Par Jean Wesley Pierre
Cayes, 9 mai 2025 – Le gouvernement haïtien, conduit par le Premier ministre Alix Didier Fils-Aimé et supervisé par un Conseil présidentiel de transition en perte totale de crédibilité, s’est une nouvelle fois livré à une mise en scène pompeuse et creuse : les « Assises des Maires du Grand Sud ». Derrière l’apparente solennité de ces rencontres, organisées sous la houlette du Ministère de l’Intérieur et des Collectivités Territoriales, se cache un constat alarmant d’inefficacité, de duplicité et d’irresponsabilité politique.
Trois jours pour “réfléchir”, une décennie pour ne rien faire
La péninsule du Sud, ravagée par des catastrophes naturelles, l’insécurité, l’isolement structurel et le sous-développement, ne se relèvera pas avec des discours en amphithéâtre, aussi bien intentionnés soient-ils. Pendant que les officiels applaudissent les « synergies territoriales », les citoyens des 59 communes du Grand Sud subissent quotidiennement l’absence de routes praticables, l’indisponibilité de l’électricité, et l’insécurité grandissante. La police, sans moyens, et les élus locaux, désespérément livrés à eux-mêmes, n’ont ni les outils ni les marges de manœuvre pour mettre en œuvre les résolutions adoptées.
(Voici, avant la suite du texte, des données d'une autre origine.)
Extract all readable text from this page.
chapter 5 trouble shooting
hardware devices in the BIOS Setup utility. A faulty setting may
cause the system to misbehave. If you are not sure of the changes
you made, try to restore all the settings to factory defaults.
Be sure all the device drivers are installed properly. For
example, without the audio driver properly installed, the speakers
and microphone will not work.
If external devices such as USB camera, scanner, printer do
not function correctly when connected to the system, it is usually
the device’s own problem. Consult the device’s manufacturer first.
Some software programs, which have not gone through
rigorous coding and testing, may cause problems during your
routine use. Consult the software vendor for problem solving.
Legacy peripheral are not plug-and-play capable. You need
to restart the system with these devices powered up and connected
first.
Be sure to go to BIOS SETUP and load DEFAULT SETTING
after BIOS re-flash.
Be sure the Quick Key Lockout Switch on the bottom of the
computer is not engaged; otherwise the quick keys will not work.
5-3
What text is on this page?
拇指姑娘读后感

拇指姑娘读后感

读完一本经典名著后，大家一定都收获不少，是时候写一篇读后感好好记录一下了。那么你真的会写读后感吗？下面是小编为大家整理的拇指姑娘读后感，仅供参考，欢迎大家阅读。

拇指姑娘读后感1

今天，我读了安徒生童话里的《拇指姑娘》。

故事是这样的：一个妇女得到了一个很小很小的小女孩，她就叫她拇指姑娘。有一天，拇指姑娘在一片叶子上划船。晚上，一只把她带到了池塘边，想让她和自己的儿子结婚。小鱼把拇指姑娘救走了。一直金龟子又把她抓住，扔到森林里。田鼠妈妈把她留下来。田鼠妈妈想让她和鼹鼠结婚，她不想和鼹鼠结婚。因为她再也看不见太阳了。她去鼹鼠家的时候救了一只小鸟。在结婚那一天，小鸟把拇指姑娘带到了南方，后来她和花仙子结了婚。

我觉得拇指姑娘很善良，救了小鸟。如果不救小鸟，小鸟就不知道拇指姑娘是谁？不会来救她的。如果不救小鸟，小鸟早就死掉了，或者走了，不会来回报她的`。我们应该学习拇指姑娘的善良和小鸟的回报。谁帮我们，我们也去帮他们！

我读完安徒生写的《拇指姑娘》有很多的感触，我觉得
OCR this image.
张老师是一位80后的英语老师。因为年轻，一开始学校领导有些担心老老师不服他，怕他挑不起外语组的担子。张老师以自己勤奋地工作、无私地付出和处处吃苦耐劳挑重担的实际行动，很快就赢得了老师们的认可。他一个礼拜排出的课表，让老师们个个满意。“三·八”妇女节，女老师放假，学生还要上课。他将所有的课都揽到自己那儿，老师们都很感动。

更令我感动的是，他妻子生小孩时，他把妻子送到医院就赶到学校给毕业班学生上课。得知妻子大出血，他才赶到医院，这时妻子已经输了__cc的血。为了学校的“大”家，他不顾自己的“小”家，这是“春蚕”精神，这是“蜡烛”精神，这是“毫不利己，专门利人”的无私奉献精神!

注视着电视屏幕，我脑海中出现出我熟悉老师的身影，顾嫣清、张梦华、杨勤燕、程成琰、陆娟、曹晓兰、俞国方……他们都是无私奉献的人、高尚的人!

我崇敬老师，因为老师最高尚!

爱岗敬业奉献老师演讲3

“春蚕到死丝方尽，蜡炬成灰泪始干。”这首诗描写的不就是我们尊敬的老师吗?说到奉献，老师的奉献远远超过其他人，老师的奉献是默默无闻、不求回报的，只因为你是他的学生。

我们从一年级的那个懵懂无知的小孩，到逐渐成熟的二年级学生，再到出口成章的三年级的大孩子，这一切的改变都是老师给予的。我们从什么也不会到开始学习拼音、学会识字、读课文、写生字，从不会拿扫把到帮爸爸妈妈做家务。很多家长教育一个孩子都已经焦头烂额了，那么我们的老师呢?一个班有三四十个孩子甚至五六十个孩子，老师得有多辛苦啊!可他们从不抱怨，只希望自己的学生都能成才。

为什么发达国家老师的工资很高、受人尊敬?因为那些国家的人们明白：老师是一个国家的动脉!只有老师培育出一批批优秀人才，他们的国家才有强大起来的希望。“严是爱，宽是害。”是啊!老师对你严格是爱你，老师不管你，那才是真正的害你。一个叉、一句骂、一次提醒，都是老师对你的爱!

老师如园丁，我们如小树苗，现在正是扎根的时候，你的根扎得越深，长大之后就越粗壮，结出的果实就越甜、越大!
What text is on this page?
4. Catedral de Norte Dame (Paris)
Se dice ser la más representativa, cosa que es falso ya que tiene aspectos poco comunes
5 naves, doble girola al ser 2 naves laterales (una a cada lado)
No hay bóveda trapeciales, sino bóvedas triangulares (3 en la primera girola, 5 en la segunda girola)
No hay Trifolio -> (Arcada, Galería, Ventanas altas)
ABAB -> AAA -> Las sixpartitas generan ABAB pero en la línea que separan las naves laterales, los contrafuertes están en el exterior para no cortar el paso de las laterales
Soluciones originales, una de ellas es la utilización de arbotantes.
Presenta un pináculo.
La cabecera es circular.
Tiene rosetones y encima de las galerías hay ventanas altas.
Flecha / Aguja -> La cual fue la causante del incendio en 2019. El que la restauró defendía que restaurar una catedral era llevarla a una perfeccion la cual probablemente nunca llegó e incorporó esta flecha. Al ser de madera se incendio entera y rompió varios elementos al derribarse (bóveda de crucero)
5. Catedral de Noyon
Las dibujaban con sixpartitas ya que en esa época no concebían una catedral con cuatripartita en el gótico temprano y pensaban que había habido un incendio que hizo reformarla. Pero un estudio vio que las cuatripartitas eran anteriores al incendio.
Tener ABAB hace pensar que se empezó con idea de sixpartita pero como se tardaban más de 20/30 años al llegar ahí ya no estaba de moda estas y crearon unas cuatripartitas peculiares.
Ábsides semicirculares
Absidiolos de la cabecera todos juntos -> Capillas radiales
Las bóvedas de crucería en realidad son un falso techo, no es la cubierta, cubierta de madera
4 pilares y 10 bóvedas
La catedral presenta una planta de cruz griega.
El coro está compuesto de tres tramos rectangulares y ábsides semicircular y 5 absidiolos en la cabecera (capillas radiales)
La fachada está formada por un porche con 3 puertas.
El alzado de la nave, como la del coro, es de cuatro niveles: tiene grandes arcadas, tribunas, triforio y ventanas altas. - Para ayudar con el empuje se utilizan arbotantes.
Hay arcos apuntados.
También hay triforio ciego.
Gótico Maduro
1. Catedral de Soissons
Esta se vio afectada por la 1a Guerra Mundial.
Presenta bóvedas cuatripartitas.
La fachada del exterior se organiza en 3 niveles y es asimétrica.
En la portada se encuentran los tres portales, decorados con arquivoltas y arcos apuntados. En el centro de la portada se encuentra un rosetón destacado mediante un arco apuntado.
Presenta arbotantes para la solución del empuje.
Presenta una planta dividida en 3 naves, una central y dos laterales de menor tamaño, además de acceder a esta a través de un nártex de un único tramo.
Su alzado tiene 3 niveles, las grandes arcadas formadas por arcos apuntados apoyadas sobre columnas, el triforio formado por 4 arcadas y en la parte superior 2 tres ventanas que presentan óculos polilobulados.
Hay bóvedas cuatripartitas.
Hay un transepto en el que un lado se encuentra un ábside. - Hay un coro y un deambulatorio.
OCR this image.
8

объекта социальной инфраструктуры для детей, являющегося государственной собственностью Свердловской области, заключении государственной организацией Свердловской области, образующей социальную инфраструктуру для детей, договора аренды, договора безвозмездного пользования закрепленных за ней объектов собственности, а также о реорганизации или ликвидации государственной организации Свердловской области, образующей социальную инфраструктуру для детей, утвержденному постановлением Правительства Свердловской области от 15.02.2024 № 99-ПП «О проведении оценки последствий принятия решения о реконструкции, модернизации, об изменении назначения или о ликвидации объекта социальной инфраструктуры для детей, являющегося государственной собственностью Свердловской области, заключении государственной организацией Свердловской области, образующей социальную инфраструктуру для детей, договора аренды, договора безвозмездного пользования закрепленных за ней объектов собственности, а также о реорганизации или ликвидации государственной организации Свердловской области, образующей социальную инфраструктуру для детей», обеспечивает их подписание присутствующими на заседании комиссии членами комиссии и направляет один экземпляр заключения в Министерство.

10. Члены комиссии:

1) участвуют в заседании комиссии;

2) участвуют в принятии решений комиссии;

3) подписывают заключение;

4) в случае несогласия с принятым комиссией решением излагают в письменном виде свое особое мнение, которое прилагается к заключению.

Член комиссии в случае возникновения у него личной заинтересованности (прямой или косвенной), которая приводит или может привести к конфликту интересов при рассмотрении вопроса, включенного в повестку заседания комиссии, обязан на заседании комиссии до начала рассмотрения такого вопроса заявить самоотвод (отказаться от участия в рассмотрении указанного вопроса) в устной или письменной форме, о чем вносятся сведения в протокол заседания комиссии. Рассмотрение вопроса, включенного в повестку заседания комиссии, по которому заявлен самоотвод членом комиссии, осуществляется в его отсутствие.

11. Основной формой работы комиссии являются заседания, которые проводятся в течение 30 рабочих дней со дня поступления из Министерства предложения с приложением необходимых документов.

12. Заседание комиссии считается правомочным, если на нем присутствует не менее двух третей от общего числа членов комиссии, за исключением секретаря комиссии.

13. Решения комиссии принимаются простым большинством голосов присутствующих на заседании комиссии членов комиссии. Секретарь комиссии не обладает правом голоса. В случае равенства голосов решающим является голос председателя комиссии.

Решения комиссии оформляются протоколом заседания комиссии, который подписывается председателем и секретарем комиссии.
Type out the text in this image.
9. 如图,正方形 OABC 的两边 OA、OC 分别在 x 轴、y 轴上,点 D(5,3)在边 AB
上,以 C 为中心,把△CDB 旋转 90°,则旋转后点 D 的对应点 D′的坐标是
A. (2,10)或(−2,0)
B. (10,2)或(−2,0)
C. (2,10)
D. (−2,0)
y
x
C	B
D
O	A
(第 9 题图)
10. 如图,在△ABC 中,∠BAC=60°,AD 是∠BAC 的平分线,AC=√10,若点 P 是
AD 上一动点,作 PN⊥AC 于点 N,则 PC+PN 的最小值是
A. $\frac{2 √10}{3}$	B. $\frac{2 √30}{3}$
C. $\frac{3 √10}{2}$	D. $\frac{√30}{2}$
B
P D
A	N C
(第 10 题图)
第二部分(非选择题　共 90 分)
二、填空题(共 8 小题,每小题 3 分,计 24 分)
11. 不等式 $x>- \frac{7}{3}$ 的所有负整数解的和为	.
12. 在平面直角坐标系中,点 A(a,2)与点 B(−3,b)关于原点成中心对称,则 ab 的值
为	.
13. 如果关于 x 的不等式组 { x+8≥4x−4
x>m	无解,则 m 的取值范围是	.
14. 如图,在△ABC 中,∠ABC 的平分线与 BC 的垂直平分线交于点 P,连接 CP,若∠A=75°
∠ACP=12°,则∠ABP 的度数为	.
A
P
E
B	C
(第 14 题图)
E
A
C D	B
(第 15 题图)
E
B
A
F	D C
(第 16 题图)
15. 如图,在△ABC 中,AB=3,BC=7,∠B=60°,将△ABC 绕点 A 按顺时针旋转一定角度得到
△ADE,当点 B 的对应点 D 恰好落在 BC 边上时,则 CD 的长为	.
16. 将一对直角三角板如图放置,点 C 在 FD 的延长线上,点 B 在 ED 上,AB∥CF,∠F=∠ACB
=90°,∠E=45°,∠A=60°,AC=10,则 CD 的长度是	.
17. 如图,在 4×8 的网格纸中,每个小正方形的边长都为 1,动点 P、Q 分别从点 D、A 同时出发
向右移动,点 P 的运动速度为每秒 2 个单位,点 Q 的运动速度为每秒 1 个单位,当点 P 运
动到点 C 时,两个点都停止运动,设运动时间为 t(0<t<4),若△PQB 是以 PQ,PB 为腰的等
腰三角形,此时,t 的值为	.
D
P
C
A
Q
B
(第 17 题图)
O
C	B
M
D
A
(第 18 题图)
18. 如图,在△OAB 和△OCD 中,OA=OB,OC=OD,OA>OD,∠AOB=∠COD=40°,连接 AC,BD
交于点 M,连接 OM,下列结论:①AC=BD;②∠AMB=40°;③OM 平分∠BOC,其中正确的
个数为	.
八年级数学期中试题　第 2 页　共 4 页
Fritz Alphonse Jean et le Conseil présidentiel : la continuité du vide
Le président du Conseil présidentiel, Fritz Alphonse Jean, pourtant chantre du changement au début de son mandat, semble désormais incarner la prolongation d’un système centralisé, inerte et déconnecté. La gouvernance territoriale reste marginalisée, alors qu’elle est l’un des rares leviers pour renforcer la démocratie et la justice sociale à l’échelle locale. Son silence sur les engagements concrets de l’État envers la péninsule Sud est éloquent. L’illusion de gouvernance ne suffit plus.
Alix Didier Fils-Aimé : un leadership de façade
Le Premier ministre, en se montrant le premier jour des assises, a sans doute voulu faire croire à une proximité avec les acteurs locaux. Pourtant, aucune politique claire de financement des collectivités, de décentralisation effective, ou de sécurité territoriale ne découle de son passage. C’est le syndrome du « politicien ak diplòm », dénoncé avec justesse par le réalisateur Richard Senecal : ces élites cultivées, instruites, mais profondément complices de l’effondrement national.
Où sont les résultats concrets ?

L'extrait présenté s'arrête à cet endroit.